PHOTO: JACOB KING / PA WIRE / BLOOMBERG / GETTY BEELDE

Some scientists are concerned that proposed changes in vaccine doses may accelerate the evolution of such strains. The UK was desperate to tame a massive increase in cases, deciding on 30 December to allow between 12 and two weeks between the first and second dose of two authorized vaccines, rather than the three or four weeks used in clinical trials of the vaccines have been used, so more people can get their first dose quickly and have at least some immunity. And the Trump administration has decided to send all available doses immediately, rather than withholding 50% to guarantee people receive their second doses on time. The policy, which according to the Biden government will follow, could accidentally extend the dosing interval if future deliveries of vaccines do not arrive or are not administered on time.

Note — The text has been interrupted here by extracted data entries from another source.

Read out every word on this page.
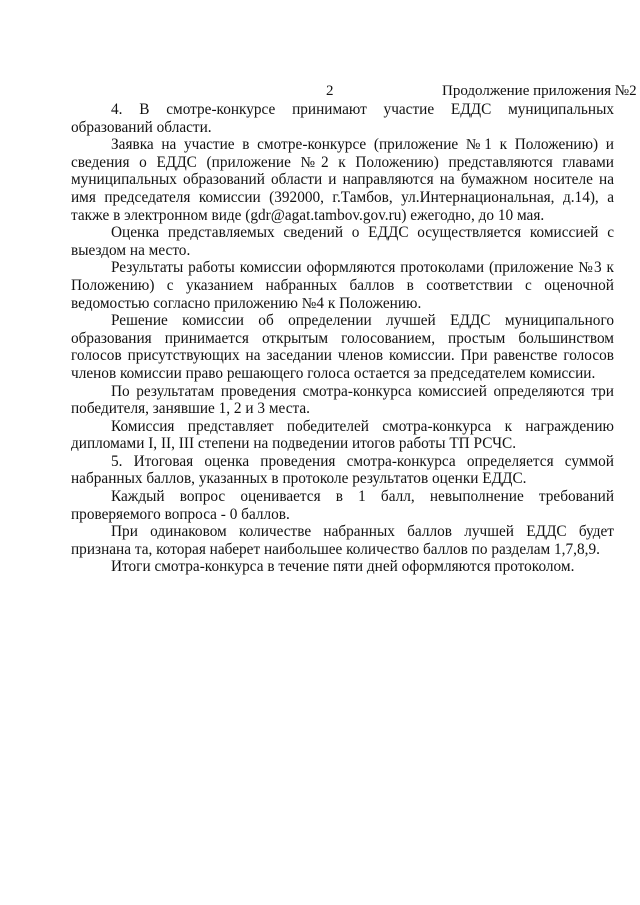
2	Продолжение приложения №2

4. В смотре-конкурсе принимают участие ЕДДС муниципальных образований области.

Заявка на участие в смотре-конкурсе (приложение №1 к Положению) и сведения о ЕДДС (приложение №2 к Положению) представляются главами муниципальных образований области и направляются на бумажном носителе на имя председателя комиссии (392000, г.Тамбов, ул.Интернациональная, д.14), а также в электронном виде (gdr@agat.tambov.gov.ru) ежегодно, до 10 мая.

Оценка представляемых сведений о ЕДДС осуществляется комиссией с выездом на место.

Результаты работы комиссии оформляются протоколами (приложение №3 к Положению) с указанием набранных баллов в соответствии с оценочной ведомостью согласно приложению №4 к Положению.

Решение комиссии об определении лучшей ЕДДС муниципального образования принимается открытым голосованием, простым большинством голосов присутствующих на заседании членов комиссии. При равенстве голосов членов комиссии право решающего голоса остается за председателем комиссии.

По результатам проведения смотра-конкурса комиссией определяются три победителя, занявшие 1, 2 и 3 места.

Комиссия представляет победителей смотра-конкурса к награждению дипломами I, II, III степени на подведении итогов работы ТП РСЧС.

5. Итоговая оценка проведения смотра-конкурса определяется суммой набранных баллов, указанных в протоколе результатов оценки ЕДДС.

Каждый вопрос оценивается в 1 балл, невыполнение требований проверяемого вопроса - 0 баллов.

При одинаковом количестве набранных баллов лучшей ЕДДС будет признана та, которая наберет наибольшее количество баллов по разделам 1,7,8,9.

Итоги смотра-конкурса в течение пяти дней оформляются протоколом.
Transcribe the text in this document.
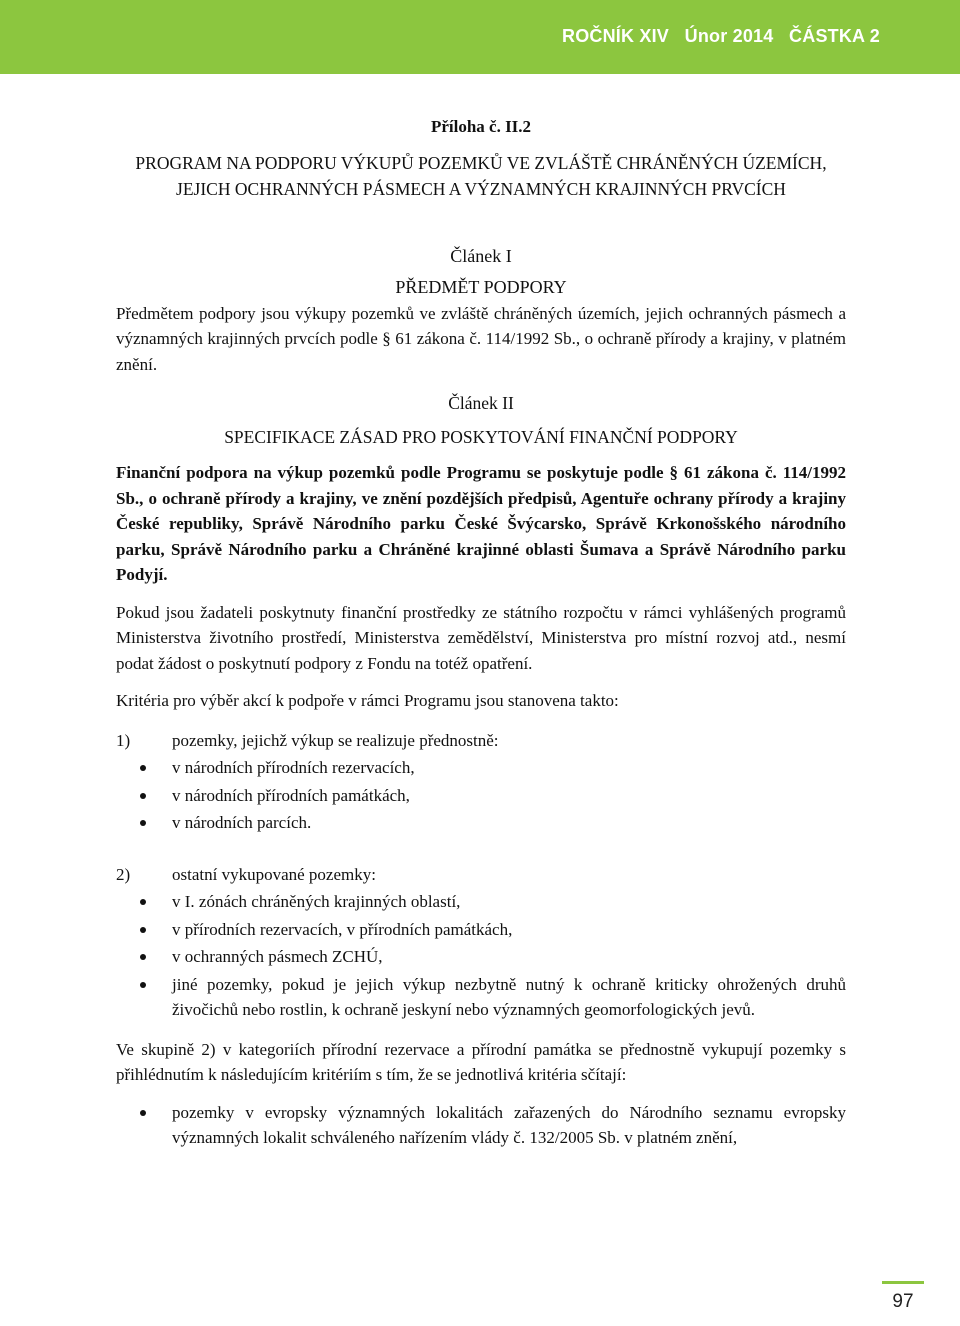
ROČNÍK XIV   Únor 2014   ČÁSTKA 2

Příloha č. II.2

PROGRAM NA PODPORU VÝKUPŮ POZEMKŮ VE ZVLÁŠTĚ CHRÁNĚNÝCH ÚZEMÍCH, JEJICH OCHRANNÝCH PÁSMECH A VÝZNAMNÝCH KRAJINNÝCH PRVCÍCH

Článek I

PŘEDMĚT PODPORY

Předmětem podpory jsou výkupy pozemků ve zvláště chráněných územích, jejich ochranných pásmech a významných krajinných prvcích podle § 61 zákona č. 114/1992 Sb., o ochraně přírody a krajiny, v platném znění.

Článek II

SPECIFIKACE ZÁSAD PRO POSKYTOVÁNÍ FINANČNÍ PODPORY

Finanční podpora na výkup pozemků podle Programu se poskytuje podle § 61 zákona č. 114/1992 Sb., o ochraně přírody a krajiny, ve znění pozdějších předpisů, Agentuře ochrany přírody a krajiny České republiky, Správě Národního parku České Švýcarsko, Správě Krkonošského národního parku, Správě Národního parku a Chráněné krajinné oblasti Šumava a Správě Národního parku Podyjí.

Pokud jsou žadateli poskytnuty finanční prostředky ze státního rozpočtu v rámci vyhlášených programů Ministerstva životního prostředí, Ministerstva zemědělství, Ministerstva pro místní rozvoj atd., nesmí podat žádost o poskytnutí podpory z Fondu na totéž opatření.

Kritéria pro výběr akcí k podpoře v rámci Programu jsou stanovena takto:

1)	pozemky, jejichž výkup se realizuje přednostně:
v národních přírodních rezervacích,
v národních přírodních památkách,
v národních parcích.
2)	ostatní vykupované pozemky:
v I. zónách chráněných krajinných oblastí,
v přírodních rezervacích, v přírodních památkách,
v ochranných pásmech ZCHÚ,
jiné pozemky, pokud je jejich výkup nezbytně nutný k ochraně kriticky ohrožených druhů živočichů nebo rostlin, k ochraně jeskyní nebo významných geomorfologických jevů.

Ve skupině 2) v kategoriích přírodní rezervace a přírodní památka se přednostně vykupují pozemky s přihlédnutím k následujícím kritériím s tím, že se jednotlivá kritéria sčítají:

pozemky v evropsky významných lokalitách zařazených do Národního seznamu evropsky významných lokalit schváleného nařízením vlády č. 132/2005 Sb. v platném znění,
97
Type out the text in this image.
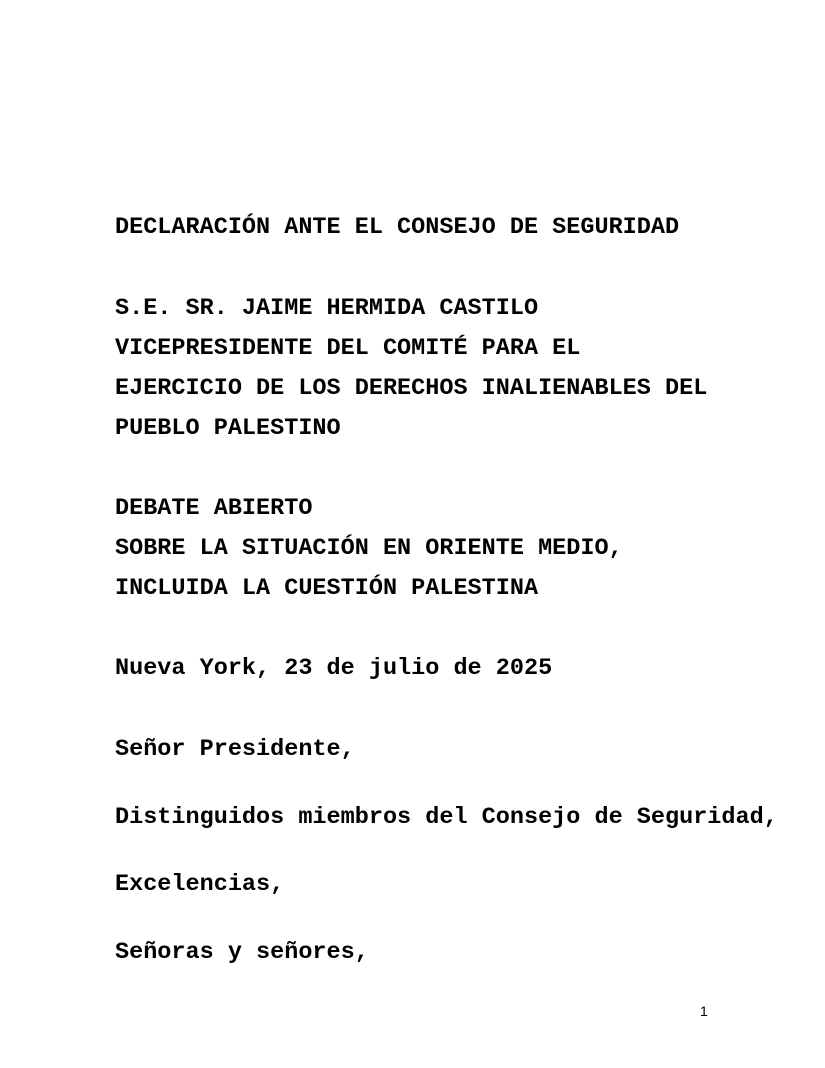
DECLARACIÓN ANTE EL CONSEJO DE SEGURIDAD
S.E. SR. JAIME HERMIDA CASTILO
VICEPRESIDENTE DEL COMITÉ PARA EL
EJERCICIO DE LOS DERECHOS INALIENABLES DEL
PUEBLO PALESTINO
DEBATE ABIERTO
SOBRE LA SITUACIÓN EN ORIENTE MEDIO,
INCLUIDA LA CUESTIÓN PALESTINA
Nueva York, 23 de julio de 2025
Señor Presidente,
Distinguidos miembros del Consejo de Seguridad,
Excelencias,
Señoras y señores,
1
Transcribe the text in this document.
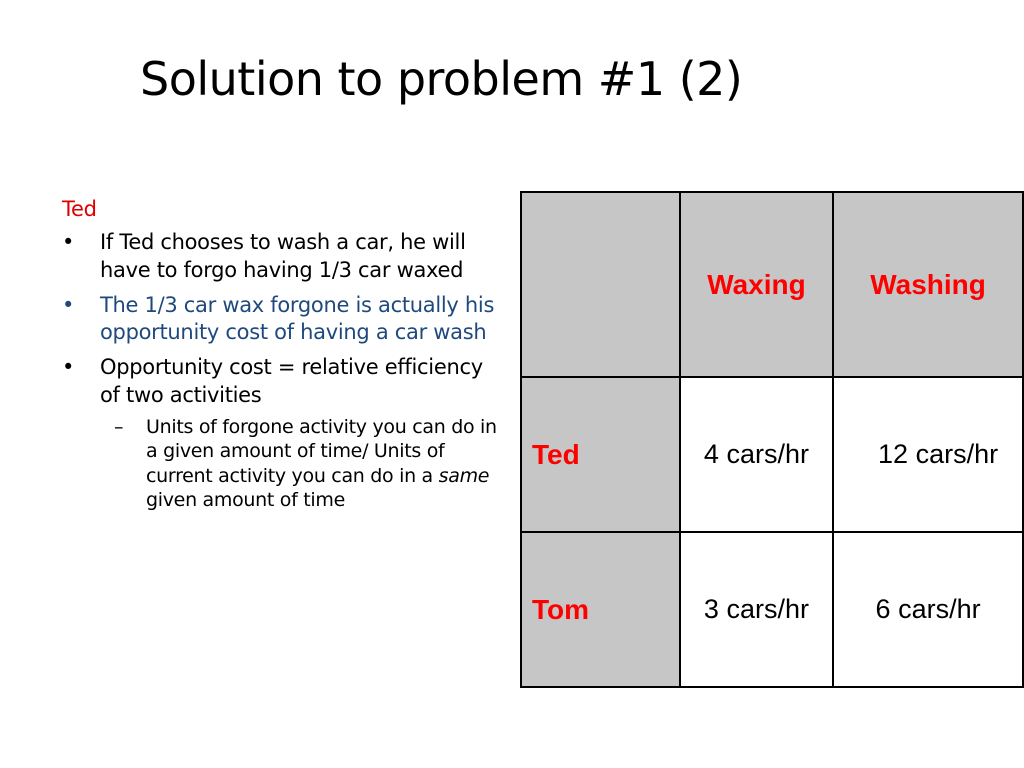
Solution to problem #1 (2)
Ted
• If Ted chooses to wash a car, he will have to forgo having 1/3 car waxed
• The 1/3 car wax forgone is actually his opportunity cost of having a car wash
• Opportunity cost = relative efficiency of two activities
– Units of forgone activity you can do in a given amount of time/ Units of current activity you can do in a same given amount of time
	Waxing	Washing
Ted	4 cars/hr	12 cars/hr
Tom	3 cars/hr	6 cars/hr
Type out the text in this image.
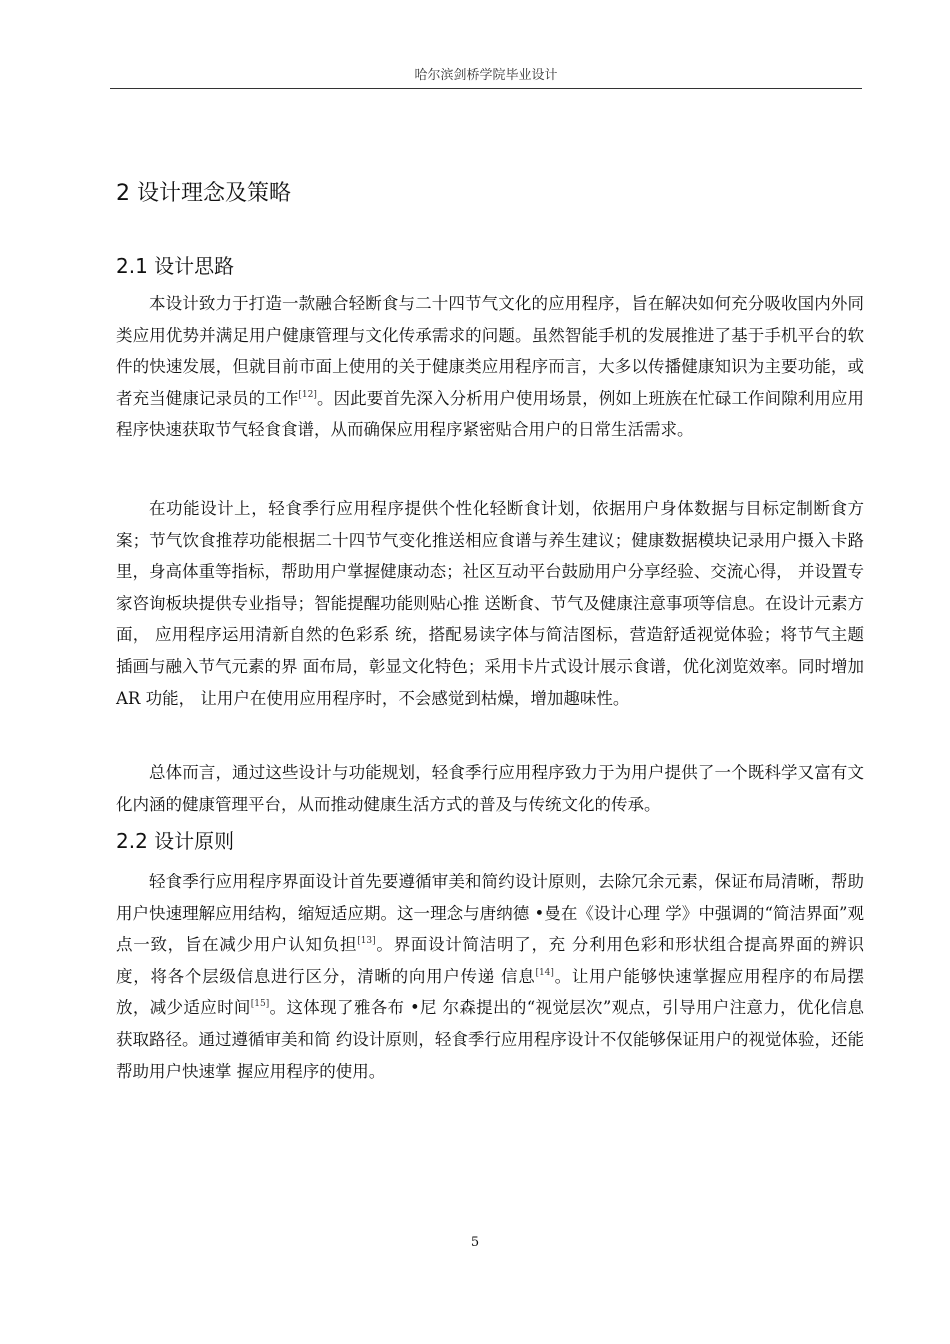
哈尔滨剑桥学院毕业设计
2 设计理念及策略
2.1 设计思路

本设计致力于打造一款融合轻断食与二十四节气文化的应用程序，旨在解决如何充分吸收国内外同类应用优势并满足用户健康管理与文化传承需求的问题。虽然智能手机的发展推进了基于手机平台的软件的快速发展，但就目前市面上使用的关于健康类应用程序而言，大多以传播健康知识为主要功能，或者充当健康记录员的工作[12]。因此要首先深入分析用户使用场景，例如上班族在忙碌工作间隙利用应用程序快速获取节气轻食食谱，从而确保应用程序紧密贴合用户的日常生活需求。

在功能设计上，轻食季行应用程序提供个性化轻断食计划，依据用户身体数据与目标定制断食方案；节气饮食推荐功能根据二十四节气变化推送相应食谱与养生建议；健康数据模块记录用户摄入卡路里，身高体重等指标，帮助用户掌握健康动态；社区互动平台鼓励用户分享经验、交流心得， 并设置专家咨询板块提供专业指导；智能提醒功能则贴心推 送断食、节气及健康注意事项等信息。在设计元素方面， 应用程序运用清新自然的色彩系 统，搭配易读字体与简洁图标，营造舒适视觉体验；将节气主题插画与融入节气元素的界 面布局，彰显文化特色；采用卡片式设计展示食谱，优化浏览效率。同时增加AR 功能， 让用户在使用应用程序时，不会感觉到枯燥，增加趣味性。

总体而言，通过这些设计与功能规划，轻食季行应用程序致力于为用户提供了一个既科学又富有文化内涵的健康管理平台，从而推动健康生活方式的普及与传统文化的传承。

2.2 设计原则

轻食季行应用程序界面设计首先要遵循审美和简约设计原则，去除冗余元素，保证布局清晰，帮助用户快速理解应用结构，缩短适应期。这一理念与唐纳德 •曼在《设计心理 学》中强调的“简洁界面”观点一致，旨在减少用户认知负担[13]。界面设计简洁明了，充 分利用色彩和形状组合提高界面的辨识度，将各个层级信息进行区分，清晰的向用户传递 信息[14]。让用户能够快速掌握应用程序的布局摆放，减少适应时间[15]。这体现了雅各布 •尼 尔森提出的“视觉层次”观点，引导用户注意力，优化信息获取路径。通过遵循审美和简 约设计原则，轻食季行应用程序设计不仅能够保证用户的视觉体验，还能帮助用户快速掌 握应用程序的使用。

5
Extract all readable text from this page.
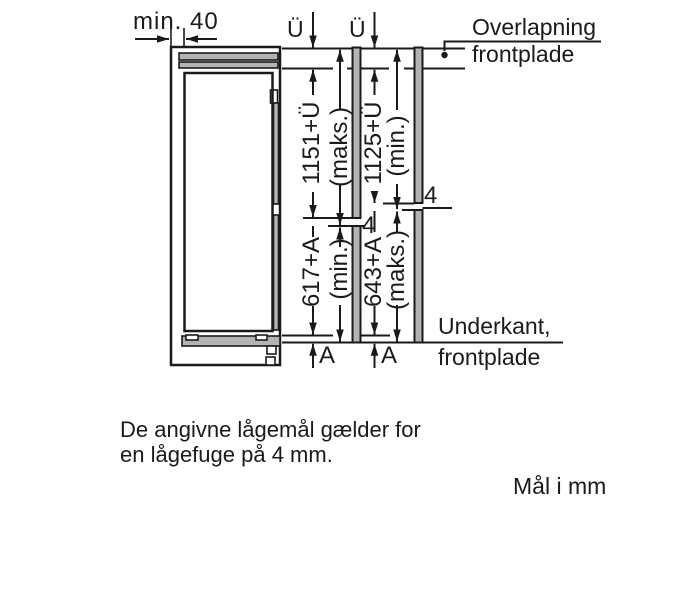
min. 40	Ü Ü	Overlapning
frontplade
1151+Ü (maks.) 1125+Ü
(min.)
4
4
617+A (min.) 643+A
(maks.)
Underkant,
frontplade
A A
De angivne lågemål gælder for
en lågefuge på 4 mm.
Mål i mm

Major delays with the second dose can create a pool of millions of people with enough antibodies to slow down the virus and get sick, but not enough to eradicate it. This could very well be the perfect recipe for forming vaccine-resistant strains, says virologist Florian Krammer of the Icahn School of Medicine on Mount Sinai: ‘If we end up with only one dose without doses available for a timely boost, to me opinion be a problem. ‘

Others say, however, that the spread of the virus carries unnoticed greater risks. “It’s a massacre out there,” said evolutionary microbiologist Andrew Read of Pennsylvania State University, University Park. “Half of them should be twice as many people with partial immunity as full immunity.” Historically, few viruses have succeeded in developing vaccine resistance, with the notable exception of seasonal flu, which develops so rapidly on its own – without vaccination of the vaccine – that it requires a newly designed vaccine annually.

If vaccine-resistant SARS-CoV-2 strains emerge, vaccines need to be updated. Several vaccines can be easily modified to reflect the latest changes, but regulators may authorize them without seeing updated safety and efficacy data, Krause said. As new variants circulate along older strains, even multivalent vaccines are needed, which are effective against different sexes. “To be clear: these are downstream considerations,” Krause says. “The public should not think that this is imminent, and that new vaccines will be needed.” But Ravindra Gupta, a researcher at the University of Cambridge, says manufacturers need to start producing vaccines designed to generate immunity to mutated versions of the vein protein, because they are still popping up. “It tells us that we need to have these mutations in our vaccines so that you can turn off one of the possibilities for the virus.”

For now, increased portability is the biggest concern, says virologist Angela Rasmussen of Georgetown University. ‘I’m surprised why [that] is not a bigger part of the conversation, ”she says. The U.S. hospital system, she says, “is capable in many places and further increases in transmission could cause us to tip over the edge where the system collapses. Then we will see a huge increase in mortality.”